Oxford's John Allcock, who is responsible for choosing and maintaining the flower beds which have won him so many prizes, uses farmyard manure or the packaged manure 6X on the beds annually. He refurbishes the soil in autumn, but David Welch of London's Royal Parks feels that adding manure in spring is safer. Most successful bedders-out use a fertiliser like Vitax Q4 during the growing season and provide water in dry periods.
Seedsmen such as Colegrave's are working miracles. They have perfected geraniums and begonias which can be grown from seed to flower the same year and they are developing rain-resistant petunias, as well as geraniums which appear to dead-head themselves and seem to flower forever.
Victorian gardeners never had it so good; and display gardening in patterns is easier to stage than it has ever been. There are signs, too, that making patterns with flowers is coming back into favour. An article by David Welch in this month's issue of the RHS magazine, The Garden, extols what he calls 'floral cheerfulness'. And the National Trust announces that 'flamboyant carpet bedding returns to Cragside' in Northumberland, while at Waddesdon in Buckinghamshire (also National Trust) the huge south parterre has been restored to its late-Victorian colour scheme. Perhaps bedding plants are no longer infra dig after all.
Colegrave Seeds Ltd, West Adderbury, Banbury, Oxon, is open on 15 August, from 10 till 5pm. Admission pounds 1.50, children free.
The top ten for British beds
Geranium Century 'Cardinal' Red traditional geranium with patterned leaves.

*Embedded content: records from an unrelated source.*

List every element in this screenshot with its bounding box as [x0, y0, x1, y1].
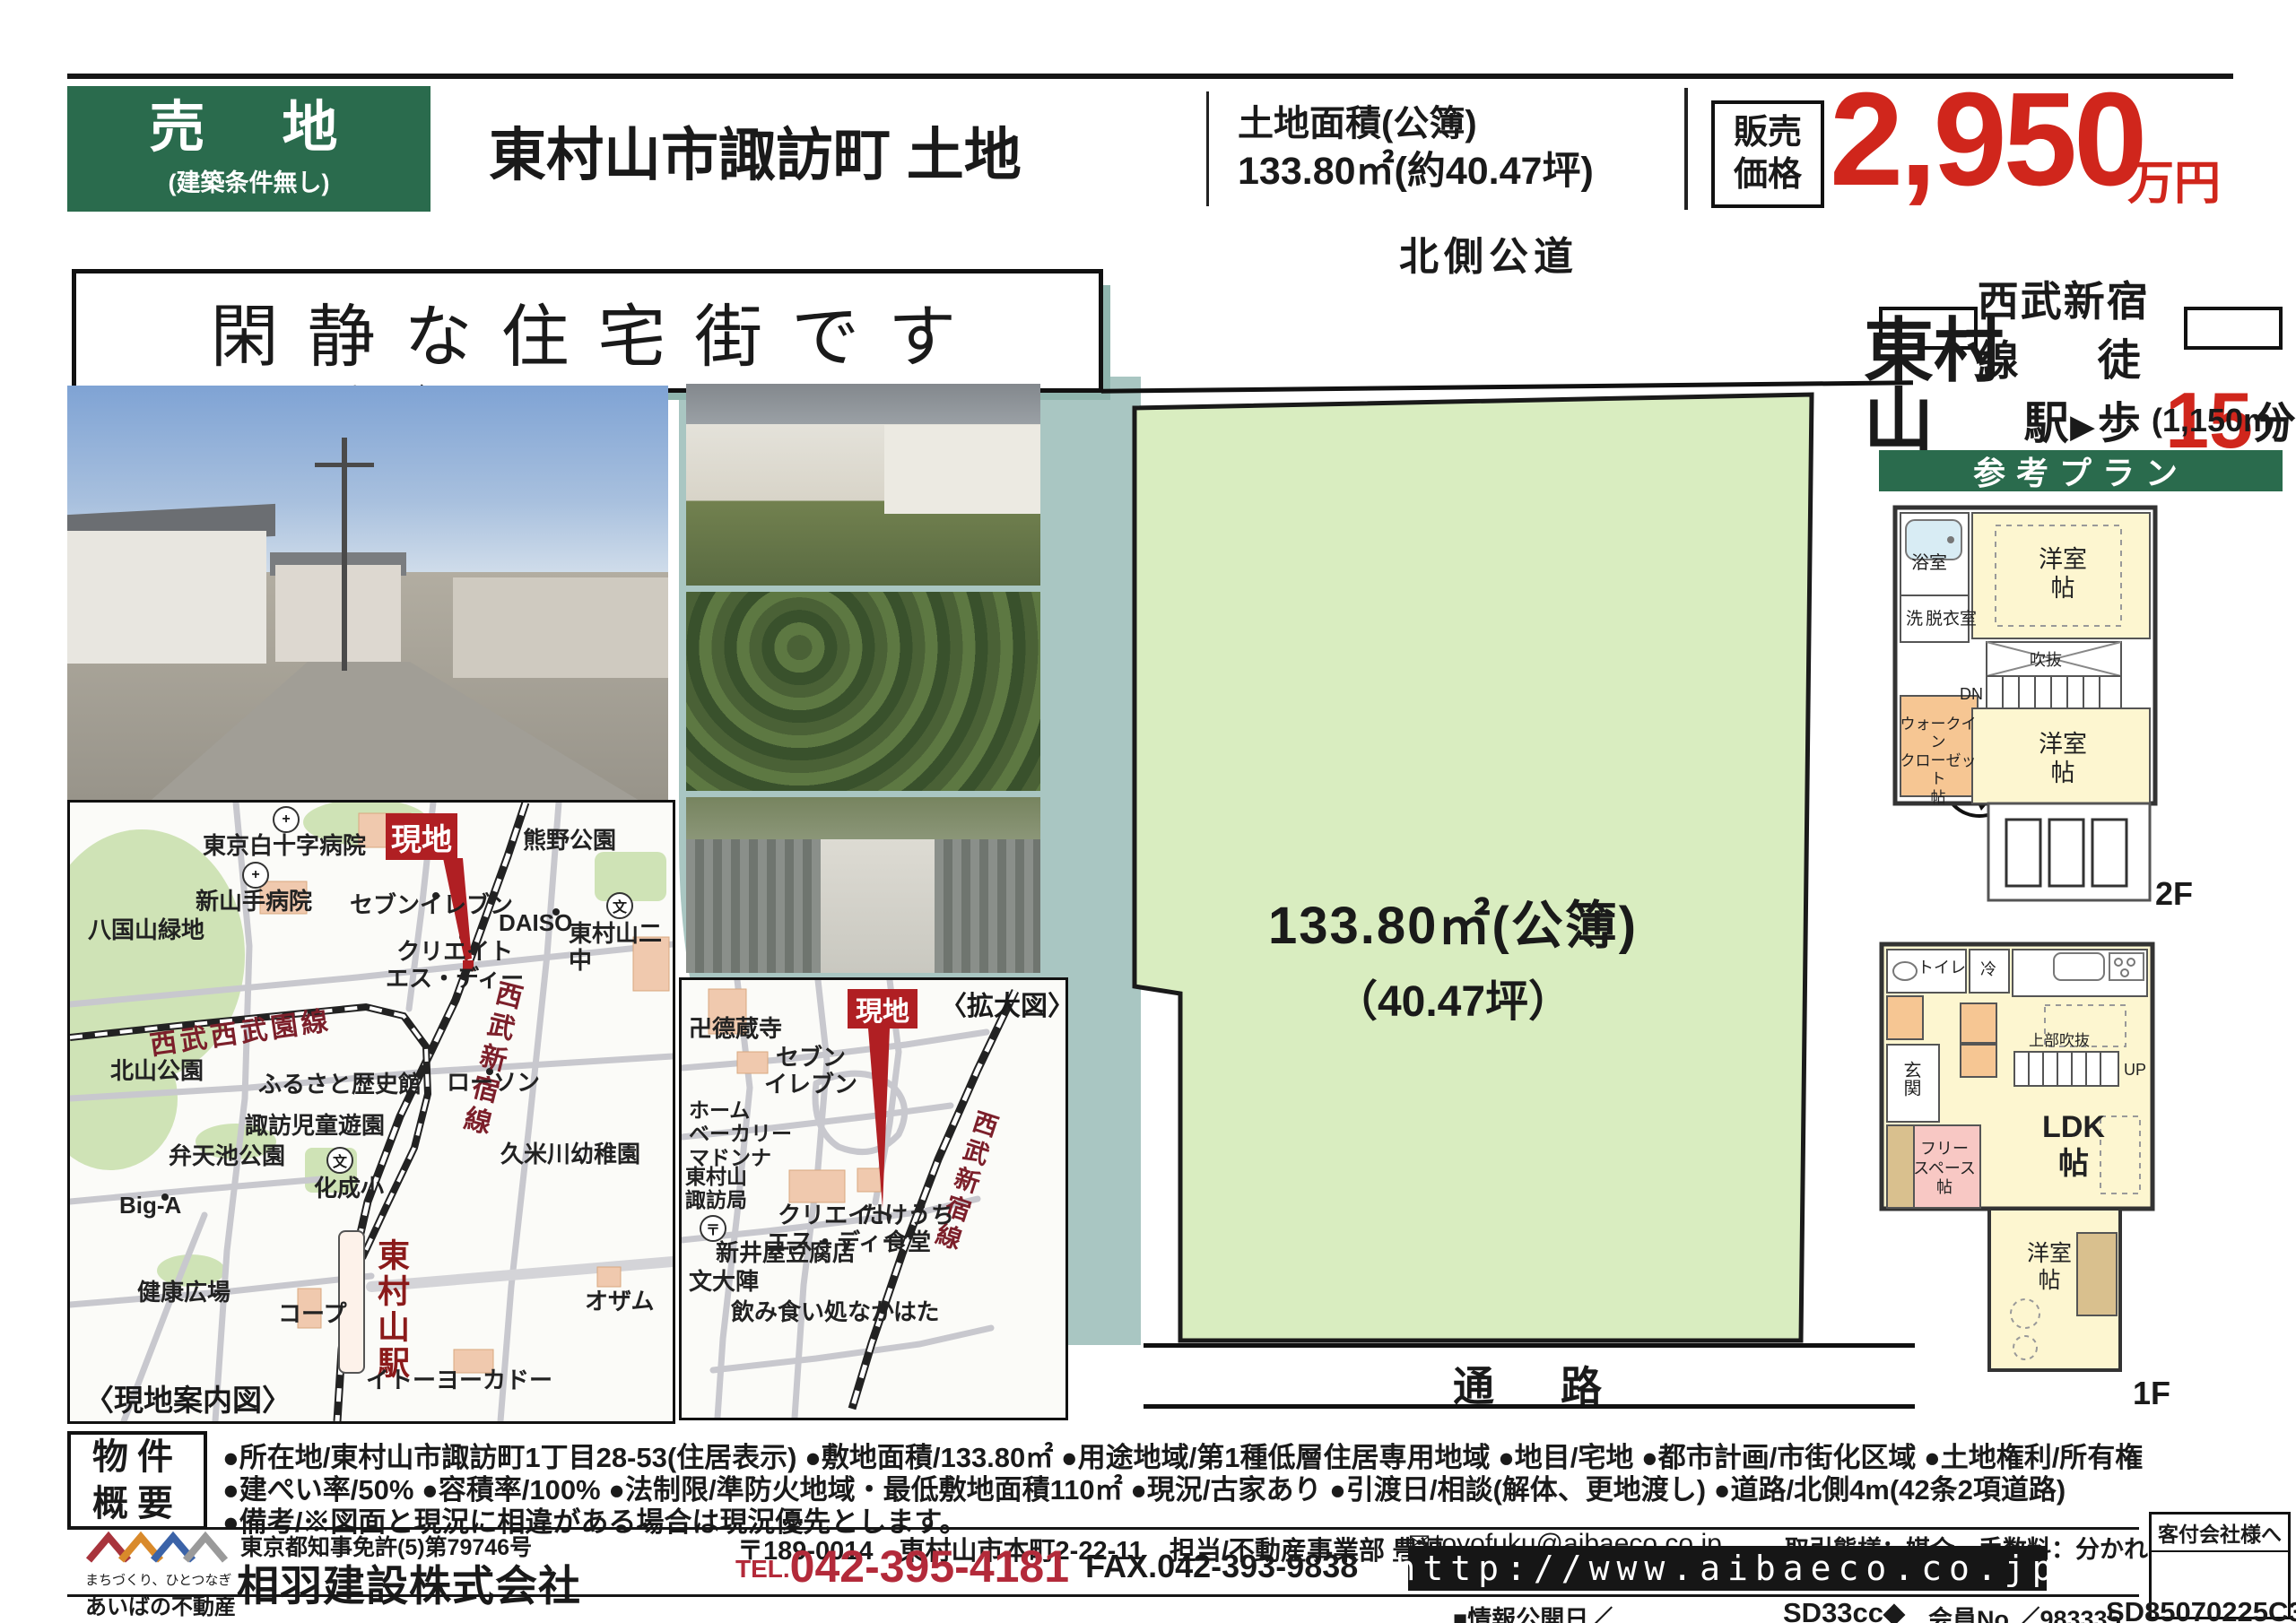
map-label: 新井屋豆腐店 — [716, 1240, 856, 1267]
map-label: オザム — [585, 1289, 654, 1315]
sale-type-box: 売 地 (建築条件無し) — [67, 86, 430, 212]
tel-label: TEL. — [735, 1555, 790, 1584]
plot-area-text: 133.80㎡(公簿) （40.47坪） — [1193, 883, 1713, 1028]
site-marker-tail — [861, 1028, 897, 1212]
enlarged-map: 卍德蔵寺 セブン イレブン 現地 〈拡大図〉 西武新宿線 ホーム ベーカリー マ… — [679, 977, 1068, 1420]
map-label: 東村山二中 — [569, 921, 673, 975]
hospital-icon: + — [273, 806, 300, 833]
header-divider-1 — [1206, 91, 1209, 206]
photo-house-garden — [686, 384, 1040, 586]
map-label: 卍德蔵寺 — [689, 1016, 782, 1043]
info-date-label: ■情報公開日／ — [1453, 1600, 1613, 1623]
map-label: ふるさと歴史館 — [258, 1072, 422, 1098]
map-label: Big-A — [119, 1193, 181, 1219]
map-label: ホーム ベーカリー マドンナ — [689, 1098, 792, 1169]
room-label-toilet: トイレ — [1918, 959, 1966, 978]
room-label-free-space: フリー スペース 帖 — [1909, 1140, 1980, 1198]
photo-fence-alley — [686, 797, 1040, 973]
stairs-up-label: UP — [2124, 1061, 2146, 1081]
photo-street-view — [67, 386, 668, 800]
floor-plan-1f: トイレ 冷 玄関 フリー スペース 帖 上部吹抜 UP LDK 帖 洋室 帖 1… — [1874, 937, 2292, 1435]
floor-plan-2f: 浴室 洗 脱衣室 洋室 帖 吹抜 DN ウォークイン クローゼット 帖 洋室 帖… — [1888, 500, 2283, 926]
photo-house-1 — [67, 531, 266, 664]
logo-tagline: まちづくり、ひとつなぎ — [85, 1570, 238, 1589]
map-label: 文大陣 — [689, 1269, 759, 1296]
map-label: 八国山緑地 — [88, 917, 204, 944]
catchphrase-text: 閑静な住宅街です — [190, 282, 985, 380]
sale-condition-label: (建築条件無し) — [169, 163, 330, 198]
room-label-entrance: 玄関 — [1900, 1061, 1921, 1097]
code-sd85: SD85070225C305 — [2106, 1596, 2296, 1623]
walk-distance: (1,150m) — [2063, 402, 2283, 439]
map-label: ローソン — [447, 1070, 540, 1097]
photo-fence-left — [686, 839, 821, 973]
catchphrase-box: 閑静な住宅街です — [72, 269, 1103, 393]
school-icon: 文 — [326, 1147, 353, 1174]
flyer-page: 売 地 (建築条件無し) 東村山市諏訪町 土地 土地面積(公簿) 133.80㎡… — [0, 0, 2296, 1623]
hospital-icon: + — [242, 862, 269, 889]
map-label: セブンイレブン — [350, 892, 513, 919]
plan-banner: 参考プラン — [1879, 450, 2283, 491]
room-label-wic: ウォークイン クローゼット 帖 — [1893, 716, 1983, 807]
map-label: 北山公園 — [110, 1058, 204, 1085]
agent-box-label: 客付会社様へ — [2152, 1515, 2288, 1552]
company-logo: まちづくり、ひとつなぎ あいばの不動産 — [85, 1530, 238, 1620]
map-label: 諏訪児童遊園 — [245, 1113, 385, 1140]
station-name: 東村山 — [1864, 316, 2024, 456]
room-label-ldk: LDK 帖 — [2029, 1109, 2118, 1183]
room-label-western-room: 洋室 帖 — [2022, 730, 2103, 788]
map-label: 化成小 — [314, 1176, 384, 1202]
room-label-bath: 浴室 — [1911, 552, 1947, 574]
north-road-label: 北側公道 — [1336, 224, 1641, 282]
guide-map: + 東京白十字病院 現地 熊野公園 + 新山手病院 八国山緑地 セブンイレブン … — [67, 800, 675, 1424]
map-label: 熊野公園 — [523, 828, 616, 855]
plot-area-line2: （40.47坪） — [1193, 966, 1713, 1028]
price-unit: 万円 — [2127, 145, 2221, 213]
enlarged-map-caption: 〈拡大図〉 — [940, 984, 1065, 1023]
map-label: 久米川幼稚園 — [500, 1141, 640, 1168]
page-title: 東村山市諏訪町 土地 — [489, 90, 1022, 211]
photo-wall — [884, 425, 1040, 514]
tel-number: 042-395-4181 — [790, 1544, 1069, 1589]
sale-type-label: 売 地 — [149, 100, 348, 156]
map-label: 東村山 諏訪局 — [685, 1165, 747, 1212]
passage-line-top — [1144, 1343, 1915, 1348]
guide-map-caption: 〈現地案内図〉 — [84, 1376, 291, 1419]
outline-box-label: 物件 概要 — [67, 1431, 207, 1530]
plot-area-line1: 133.80㎡(公簿) — [1193, 883, 1713, 959]
map-label: 新山手病院 — [196, 889, 312, 916]
land-plot-shape — [1112, 386, 1830, 1354]
room-label-void: 吹抜 — [2030, 651, 2062, 671]
floor-label-2f: 2F — [2155, 875, 2193, 913]
photo-fence-right — [935, 839, 1041, 973]
room-label-western-room: 洋室 帖 — [2013, 1240, 2085, 1294]
logo-peaks-icon — [85, 1530, 238, 1564]
photo-garden-trees — [686, 592, 1040, 791]
site-marker: 現地 — [386, 813, 457, 860]
phone-row: TEL. 042-395-4181 FAX.042-393-9838 — [735, 1544, 1358, 1589]
price-label-box: 販売 価格 — [1711, 100, 1824, 208]
company-url: http://www.aibaeco.co.jp — [1408, 1546, 2047, 1591]
map-label: 飲み食い処なかはた — [731, 1299, 939, 1326]
station-label: 東村山駅 — [368, 1238, 414, 1382]
map-label: たけうち 食堂 — [861, 1202, 954, 1256]
upper-void-label: 上部吹抜 — [2029, 1032, 2090, 1050]
member-number: 会員No.／983335 — [1928, 1600, 2121, 1623]
land-area-label: 土地面積(公簿) — [1238, 100, 1594, 147]
map-label: 東京白十字病院 — [203, 833, 382, 860]
price-value: 2,950 — [1830, 74, 2144, 206]
photo-house-2 — [275, 565, 401, 662]
room-label-fridge: 冷 — [1980, 960, 1996, 980]
land-area-block: 土地面積(公簿) 133.80㎡(約40.47坪) — [1238, 100, 1594, 197]
map-label: DAISO — [499, 910, 572, 937]
floor-label-1f: 1F — [2133, 1375, 2170, 1412]
map-label: イトーヨーカドー — [366, 1367, 552, 1394]
passage-line-bottom — [1144, 1404, 1915, 1409]
map-label: 健康広場 — [137, 1280, 230, 1306]
stairs-down-label: DN — [1960, 685, 1983, 705]
photo-road — [67, 662, 668, 800]
header-divider-2 — [1684, 88, 1688, 210]
map-label: セブン イレブン — [764, 1045, 857, 1098]
land-area-value: 133.80㎡(約40.47坪) — [1238, 147, 1594, 197]
map-label: 弁天池公園 — [169, 1143, 285, 1170]
room-label-wash: 洗 — [1906, 610, 1923, 630]
school-icon: 文 — [606, 892, 633, 919]
fax-number: FAX.042-393-9838 — [1085, 1548, 1358, 1585]
photo-utility-pole — [342, 438, 347, 671]
map-label: コープ — [278, 1301, 346, 1328]
photo-pole-crossarm — [315, 463, 374, 467]
post-office-icon: 〒 — [700, 1215, 726, 1242]
room-label-dressing: 脱衣室 — [1926, 610, 1977, 630]
room-label-western-room: 洋室 帖 — [2022, 545, 2103, 603]
code-sd33: SD33cc◆ — [1783, 1597, 1905, 1623]
company-name: 相羽建設株式会社 — [237, 1551, 581, 1613]
site-marker: 現地 — [848, 989, 918, 1028]
photo-house-3 — [453, 577, 668, 678]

Lobelia 'Cambridge Blue' Sky-blue summer bedding. Reliable.
Myosotis Forget Me Not 'Blue Ball' Improved variety can be home-sown, but watch for mildew and spray if it appears.
Bellis perennis 'Pomponette' Tiny pink and white daisies which can be sown in summer to flower the following year.
Bidens ferulifolia Yellow daisies all summer. Treat as half-hardy annual, easy from seed, or can be kept going by cuttings indoors over winter
Verbena rigida Mauve flowers same year from seed, hardy in mild areas or with protection.
Tulips Very useful for bedding. Short varies like Peach Blossom (12 in, flowers in April) or Aladdin, which is scarlet and yellow (18 in, flowers in May), are best.
Muscari (Grape hyacinths) 'Bluespike' Can be left in the ground and over-planted with geraniums after spring flowering.
Impatiens (Busy Lizzy) Will flower in shade huge range of summer colour. Not hardy but easy from cuttings.
Phacelia campanularia Blue flowers six weeks after sowing. Cheapest and quickest, and out for ages.